Again, it is important to remember than good nutrition will only be provided by real food and cannot be made up for by relying solely on multivitamins.

How Else Can Multivitamins Be Beneficial?

  • Other than having medical reasons for nutritional deficiencies, people also use multivitamins to plug their nutritional gaps. Personal food preferences, tastes and dietary habits can all sometimes limit the inclusion of important nutrients into the diet. Here supplementing missing nutrients with the help of multivitamins can be beneficial.
  • In other instances, age related concerns such as reduction of bone density can be corrected or at least delayed by the use of supplemental multivitamins providing vitamin D and calcium.
  • It is recommended that those who are 50 and above should supplement most of their vitamin B12 from synthetic sources such as dietary supplements or fortified foods.

Our Recommendation

There are a lot of different companies that produce multivitamins.
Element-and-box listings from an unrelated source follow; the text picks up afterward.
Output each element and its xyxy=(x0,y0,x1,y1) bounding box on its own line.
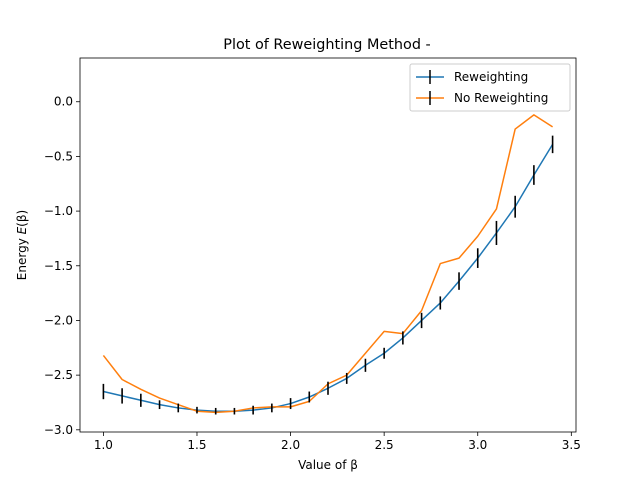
y-tick-label: 0.0 xyxy=(54,95,73,109)
x-tick-label: 2.5 xyxy=(375,438,394,452)
legend-label-no-reweighting: No Reweighting xyxy=(454,91,548,105)
x-tick-label: 1.0 xyxy=(94,438,113,452)
y-tick-label: −2.5 xyxy=(44,368,73,382)
x-axis-label: Value of β xyxy=(298,458,358,472)
x-tick-label: 3.0 xyxy=(468,438,487,452)
y-tick-label: −1.5 xyxy=(44,259,73,273)
x-tick-label: 1.5 xyxy=(187,438,206,452)
y-axis-label-prefix: Energy xyxy=(15,234,29,280)
legend-entry-reweighting: Reweighting xyxy=(416,70,528,84)
chart-title: Plot of Reweighting Method - xyxy=(223,37,430,53)
y-axis-label-symbol: E xyxy=(15,226,29,234)
legend: Reweighting No Reweighting xyxy=(409,63,571,112)
y-tick-label: −1.0 xyxy=(44,204,73,218)
plot-frame xyxy=(79,57,577,433)
y-tick-label: −2.0 xyxy=(44,313,73,327)
legend-label-reweighting: Reweighting xyxy=(454,70,528,84)
y-tick-label: −3.0 xyxy=(44,423,73,437)
x-tick-label: 3.5 xyxy=(562,438,581,452)
y-tick-label: −0.5 xyxy=(44,149,73,163)
legend-entry-no-reweighting: No Reweighting xyxy=(416,91,548,105)
y-axis-label: Energy E(β) xyxy=(15,210,29,280)
y-axis: 0.0 −0.5 −1.0 −1.5 −2.0 −2.5 −3.0 xyxy=(44,95,80,437)
x-axis: 1.0 1.5 2.0 2.5 3.0 3.5 xyxy=(94,432,581,452)
y-axis-label-arg: (β) xyxy=(15,210,29,227)
legend-box xyxy=(409,63,571,112)
errorbar-layer xyxy=(102,135,554,415)
x-tick-label: 2.0 xyxy=(281,438,300,452)
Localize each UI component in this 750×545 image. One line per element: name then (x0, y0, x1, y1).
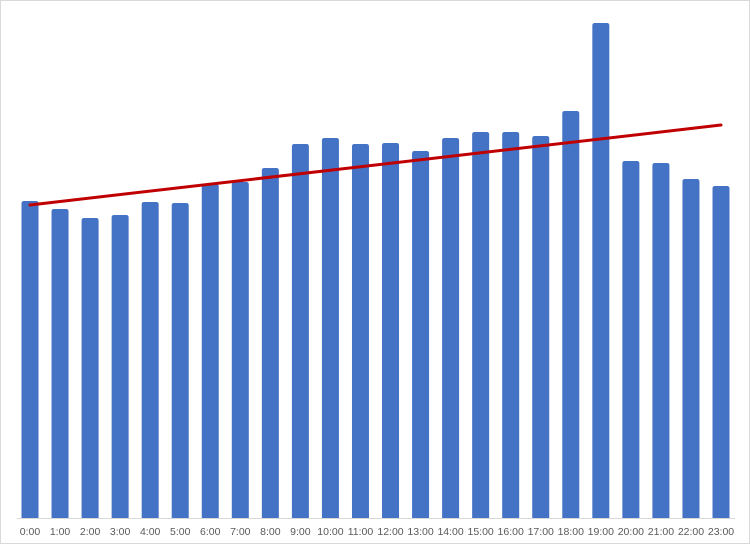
x-tick-label: 16:00 (498, 526, 524, 538)
bar-15-00 (472, 132, 490, 518)
x-tick-label: 17:00 (528, 526, 554, 538)
bar-7-00 (231, 182, 249, 518)
x-tick-label: 13:00 (407, 526, 433, 538)
x-tick-label: 12:00 (377, 526, 403, 538)
bar-1-00 (51, 209, 69, 518)
bar-20-00 (622, 161, 640, 518)
bar-16-00 (502, 132, 520, 518)
bar-22-00 (682, 179, 700, 518)
x-tick-label: 22:00 (678, 526, 704, 538)
x-tick-label: 14:00 (437, 526, 463, 538)
x-tick-label: 3:00 (110, 526, 131, 538)
x-tick-label: 15:00 (468, 526, 494, 538)
x-tick-label: 9:00 (290, 526, 311, 538)
bar-4-00 (141, 202, 159, 518)
x-tick-label: 1:00 (50, 526, 71, 538)
bar-6-00 (201, 184, 219, 518)
bar-19-00 (592, 23, 610, 518)
bar-12-00 (382, 143, 400, 518)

Unfortunately, not all of them live up to the value and results that they provide.  This is why it is important to know which multivitamin to buy. Below you can find our recommendation based on quality of the product, value for the money,  and results:

A Word of Caution

Food has a lot of phytochemicals, fiber and much more that cannot be cloned into a pill or other supplements. And while thinking that taking multivitamins will take care of missing nutrients, there is also the danger of taking too much of a good thing. Some nutrients will only work well for us when combined with certain others for effective absorption and filtering through the system. When taken in excess, these nutrients can leave residue in the body that can have toxic effects.

It is best to only take a multivitamin after consulting with your doctor, or else choose one that provides less than a hundred percent of the recommended daily value to stay within safe recommended limits.

Likewise, not all nutrients are needed equally for all age groups. For instance, menopausal women and men in general, need very little or no iron supplementation.

In the end, whether it is weight loss or an overall healthier lifestyle that you seek, remember that the real solution is a combination of healthy eating and regular physical activity that will see you through and not merely a daily dose of supplements.